Nino Cais, Untitled, 2017, photograph and knife, 1_1, 18 x 43 x 5 cm. Courtesy of Casa Triangulo
Who are gay artists you admire?
To be honest, I never gave this much thought. What matters to me is the work of art not the sexual orientation of the artist. Obviously I see the world through the eyes of the minority to which I belong. I loathe divisions, separations, walls, they always bring pain in some degree or other. I have no wish to replicate the cry of a ghetto through my work, my speech, nor reproduce exhausting stereotyped pleas. As rock poet Arnaldo Antunes says in his song Inclassificáveis: “Somos o que somos, inclassificáveis” (we are what we are, unclassifiable).
What would you have to say to an aspiring gay artist working in Brazil?
An artist is someone immersed in a permanent state of fluidity. You are either contaminated by your surroundings or you simply don’t fit in that environment. Courage is what I advise, courage to indulge in a state so complex and subjective where all possibilities are opened for you and yet nothing is possible at all.
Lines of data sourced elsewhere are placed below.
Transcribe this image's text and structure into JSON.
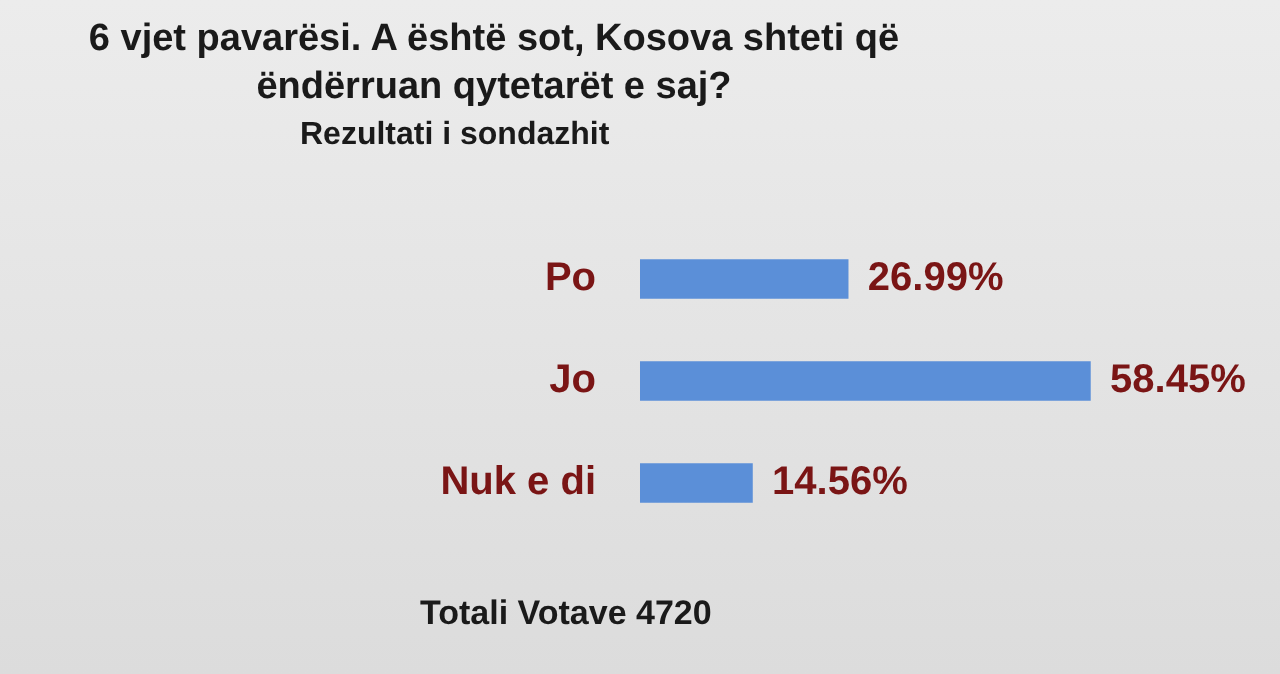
{
  "chart_data": {
    "type": "bar",
    "orientation": "horizontal",
    "title": "6 vjet pavarësi. A është sot, Kosova shteti që ëndërruan qytetarët e saj?",
    "subtitle": "Rezultati i sondazhit",
    "categories": [
      "Po",
      "Jo",
      "Nuk e di"
    ],
    "values": [
      26.99,
      58.45,
      14.56
    ],
    "value_labels": [
      "26.99%",
      "58.45%",
      "14.56%"
    ],
    "color": "#5b8fd8",
    "annotations": [
      "Totali Votave 4720"
    ],
    "grid": false,
    "legend": false
  }
}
Nino Cais, Untitled, 2017, photographs and ceramics, 1_1, 30 cm ø. Courtesy of Casa Triangulo
Nino, before we wrap up, is there something else you’d like to mention?
I think, we, artists, should be careful not to over-fetishize our personal stories.
“Ópera do Vento,” a solo exhibition by Nino Cais
Through May 13, 2017
Introductory text by Maria Ribeiro
Casa Triângulo, São Paulo

Selfie of artist Nino Cais, represented by Casa Triangulo in São Paulo and Fridman Gallery in New York. Courtesy of the artist.

Rio-born Cynthia Garcia is a respected art historian, art critic and journalist fluent in five languages stationed in São Paulo. Cynthia is a recipient of the 2023 APCA (Paulista Association of Art Critics) award as a contributing editor of Newcity Brazil since its founding in 2015. Her daughter America Cavaliere works in the contemporary art market and her son Pedro Cavaliere, based in LA, is in the international DJ scene.